Saturday, February 2, 2013
What To Wear At Home
Dear reader, I don't presume to tell you what you should wear, as it is a matter of individual taste, I just thought it a good idea to share some suggestions from a couple of old books I own. First comes the guide on etiquette written before WWII on what to wear when and not only it makes for an interesting read but also gives us an insight into the society of that period.
So according to my book, a well-dressed woman will differentiate between morning and afternoon clothes. In the morning she will wear a simple dress without ornaments, a skirt with a pullover, or a casual blouse. The skirt can be made of expensive fabric, if she can afford it, but it will be simple. It can be worn with a woolen cardigan and low heel shoes. Things not to wear in the morning are high heel shoes, extravagant dresses, lace blouses, silk cardigans etc.

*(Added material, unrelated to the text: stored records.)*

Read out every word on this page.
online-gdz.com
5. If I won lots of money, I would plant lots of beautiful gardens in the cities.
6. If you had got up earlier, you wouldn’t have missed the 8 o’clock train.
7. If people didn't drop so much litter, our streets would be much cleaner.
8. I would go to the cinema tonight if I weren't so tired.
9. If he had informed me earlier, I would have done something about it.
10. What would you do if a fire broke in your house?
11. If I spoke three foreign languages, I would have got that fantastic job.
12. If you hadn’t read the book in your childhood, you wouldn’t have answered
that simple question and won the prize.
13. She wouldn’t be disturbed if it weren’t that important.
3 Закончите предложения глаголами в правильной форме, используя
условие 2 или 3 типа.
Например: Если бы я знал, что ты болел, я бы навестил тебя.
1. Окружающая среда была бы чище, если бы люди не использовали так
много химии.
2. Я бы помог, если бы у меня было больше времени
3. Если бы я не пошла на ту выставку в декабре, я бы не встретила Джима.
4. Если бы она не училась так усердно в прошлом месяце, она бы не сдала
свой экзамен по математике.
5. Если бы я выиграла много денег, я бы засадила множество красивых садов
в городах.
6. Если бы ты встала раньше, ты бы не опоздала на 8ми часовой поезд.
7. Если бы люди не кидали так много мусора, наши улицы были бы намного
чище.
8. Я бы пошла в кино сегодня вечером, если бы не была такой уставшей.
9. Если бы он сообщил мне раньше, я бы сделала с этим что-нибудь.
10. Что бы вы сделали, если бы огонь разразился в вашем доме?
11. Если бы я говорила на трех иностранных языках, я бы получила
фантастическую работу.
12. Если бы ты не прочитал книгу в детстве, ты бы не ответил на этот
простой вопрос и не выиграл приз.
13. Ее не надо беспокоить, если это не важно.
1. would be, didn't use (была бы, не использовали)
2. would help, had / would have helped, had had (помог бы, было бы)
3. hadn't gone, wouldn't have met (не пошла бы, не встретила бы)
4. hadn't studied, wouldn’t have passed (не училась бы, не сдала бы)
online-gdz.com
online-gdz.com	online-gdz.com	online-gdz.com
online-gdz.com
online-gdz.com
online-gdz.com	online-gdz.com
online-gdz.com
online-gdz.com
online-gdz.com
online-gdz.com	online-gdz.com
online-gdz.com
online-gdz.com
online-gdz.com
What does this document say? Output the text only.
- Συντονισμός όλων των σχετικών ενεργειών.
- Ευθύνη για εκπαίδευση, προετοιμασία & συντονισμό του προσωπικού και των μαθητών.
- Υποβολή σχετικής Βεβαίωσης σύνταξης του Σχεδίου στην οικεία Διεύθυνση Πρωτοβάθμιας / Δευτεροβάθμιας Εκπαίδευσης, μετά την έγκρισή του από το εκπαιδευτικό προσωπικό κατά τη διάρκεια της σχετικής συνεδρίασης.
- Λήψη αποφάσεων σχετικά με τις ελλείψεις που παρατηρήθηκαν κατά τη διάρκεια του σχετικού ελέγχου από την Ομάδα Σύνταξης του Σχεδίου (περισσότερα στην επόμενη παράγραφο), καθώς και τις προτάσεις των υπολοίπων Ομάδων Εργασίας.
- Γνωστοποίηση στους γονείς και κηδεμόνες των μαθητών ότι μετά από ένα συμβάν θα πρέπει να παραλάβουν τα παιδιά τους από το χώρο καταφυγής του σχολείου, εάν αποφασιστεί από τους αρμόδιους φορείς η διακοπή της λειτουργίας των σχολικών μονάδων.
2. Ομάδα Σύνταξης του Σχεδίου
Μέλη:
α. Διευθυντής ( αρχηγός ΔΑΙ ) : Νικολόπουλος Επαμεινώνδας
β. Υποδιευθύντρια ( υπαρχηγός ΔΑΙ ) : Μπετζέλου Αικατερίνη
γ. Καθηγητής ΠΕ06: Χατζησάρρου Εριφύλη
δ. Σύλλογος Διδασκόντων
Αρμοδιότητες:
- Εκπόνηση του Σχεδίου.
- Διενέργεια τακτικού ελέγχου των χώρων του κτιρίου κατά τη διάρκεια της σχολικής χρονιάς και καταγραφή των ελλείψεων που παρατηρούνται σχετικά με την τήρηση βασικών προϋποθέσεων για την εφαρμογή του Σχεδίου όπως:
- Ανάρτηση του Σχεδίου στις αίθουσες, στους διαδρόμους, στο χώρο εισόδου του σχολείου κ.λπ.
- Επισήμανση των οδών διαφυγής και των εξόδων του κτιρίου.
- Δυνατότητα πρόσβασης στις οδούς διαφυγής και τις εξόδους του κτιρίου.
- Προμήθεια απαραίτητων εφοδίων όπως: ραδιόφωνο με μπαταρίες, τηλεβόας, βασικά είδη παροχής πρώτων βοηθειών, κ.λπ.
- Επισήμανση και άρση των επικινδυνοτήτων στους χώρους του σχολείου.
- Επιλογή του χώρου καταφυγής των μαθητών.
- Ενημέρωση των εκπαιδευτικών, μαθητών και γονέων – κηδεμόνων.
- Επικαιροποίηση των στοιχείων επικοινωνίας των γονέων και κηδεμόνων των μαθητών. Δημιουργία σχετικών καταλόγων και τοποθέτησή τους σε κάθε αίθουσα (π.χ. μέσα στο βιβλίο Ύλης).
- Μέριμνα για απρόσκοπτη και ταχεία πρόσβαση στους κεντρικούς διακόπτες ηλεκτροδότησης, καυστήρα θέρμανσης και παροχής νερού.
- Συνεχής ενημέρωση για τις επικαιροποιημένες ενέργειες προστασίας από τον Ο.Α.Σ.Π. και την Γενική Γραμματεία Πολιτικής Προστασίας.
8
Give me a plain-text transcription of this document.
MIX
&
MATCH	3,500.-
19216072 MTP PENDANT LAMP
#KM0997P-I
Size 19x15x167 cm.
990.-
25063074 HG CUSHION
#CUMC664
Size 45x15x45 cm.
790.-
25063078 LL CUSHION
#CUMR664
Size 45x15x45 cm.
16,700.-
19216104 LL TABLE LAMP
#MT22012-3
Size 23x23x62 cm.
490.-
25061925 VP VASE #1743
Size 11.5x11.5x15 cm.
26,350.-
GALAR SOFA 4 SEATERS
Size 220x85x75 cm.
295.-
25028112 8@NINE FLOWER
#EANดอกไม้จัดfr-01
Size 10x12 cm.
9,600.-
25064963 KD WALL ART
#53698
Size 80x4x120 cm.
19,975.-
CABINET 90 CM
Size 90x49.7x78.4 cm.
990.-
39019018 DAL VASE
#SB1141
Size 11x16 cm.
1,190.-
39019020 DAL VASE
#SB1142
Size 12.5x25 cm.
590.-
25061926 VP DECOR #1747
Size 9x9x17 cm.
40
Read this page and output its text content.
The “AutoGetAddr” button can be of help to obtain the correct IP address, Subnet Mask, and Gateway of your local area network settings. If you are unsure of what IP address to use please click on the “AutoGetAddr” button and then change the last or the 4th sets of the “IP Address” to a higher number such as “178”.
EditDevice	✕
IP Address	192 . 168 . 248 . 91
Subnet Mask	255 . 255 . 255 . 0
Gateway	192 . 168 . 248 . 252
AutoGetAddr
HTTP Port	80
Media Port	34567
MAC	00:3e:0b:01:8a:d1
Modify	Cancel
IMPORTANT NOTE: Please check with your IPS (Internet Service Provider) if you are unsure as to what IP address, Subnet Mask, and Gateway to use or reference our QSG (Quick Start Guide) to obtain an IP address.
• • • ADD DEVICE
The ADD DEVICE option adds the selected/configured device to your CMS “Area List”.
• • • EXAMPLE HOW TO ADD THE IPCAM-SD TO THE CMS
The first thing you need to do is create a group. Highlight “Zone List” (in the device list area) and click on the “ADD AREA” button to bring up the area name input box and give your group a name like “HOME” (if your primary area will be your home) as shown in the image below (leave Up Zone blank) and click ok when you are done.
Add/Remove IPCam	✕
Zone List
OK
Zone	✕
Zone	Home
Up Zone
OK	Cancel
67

If the lady goes out, she will wear a simple coat, or a two pice suit (a skirt and a jacket) and if it's cold she'll add to it woolen gloves and a scarf. If she goes out in the afternoon, she'll wear a long coat, a two piece suit made of silk, a more dressy frock which can be long or half-long, suede gloves and she will carry a suede bag plus she'll put on high heeled shoes.
The hostess should take effort not to look overdressed compared to her guests, especially if they are less well off.
Another book which I have gives the following advice considering clothes for housework: use a woolen skirt for winter months and a cotton one for summer and when buying clothes try to choose them in one basic colour.
The Fascinating Womanhood author Helen Andelin mentions a housedress which is a cotton dress worn with an apron for housework. Helen also advises the ladies to stress the differences between themselves and men and avoid mannish fabrics, colours and styles. "Extreme feminine styles are full skirts, ruffles, puffed sleeves, gathers and drapes. Use them when in style and appropriate. Even a plain dress is feminine, since it's not part of a man's wardrobe." F.W. p249, Bantam Books 1992).
Mrs Andelin also stresses the importance of modesty reminding the reader that despite "...the wordly emphasis on...scanty clothes, decent men don't respect women who expose too much of their bodies in public...Higher types of civilisation have traditionally been modest. It seems to go with itelligence and refinement." (p. 250).
She adds to it that wearing feminine clothes and being well groomed increases the woman's self esteem and I tend to agree. We seem to live in the times when anything goes, and one of the ways to fight entropy is to take extra care to look as well as possible at any occasion.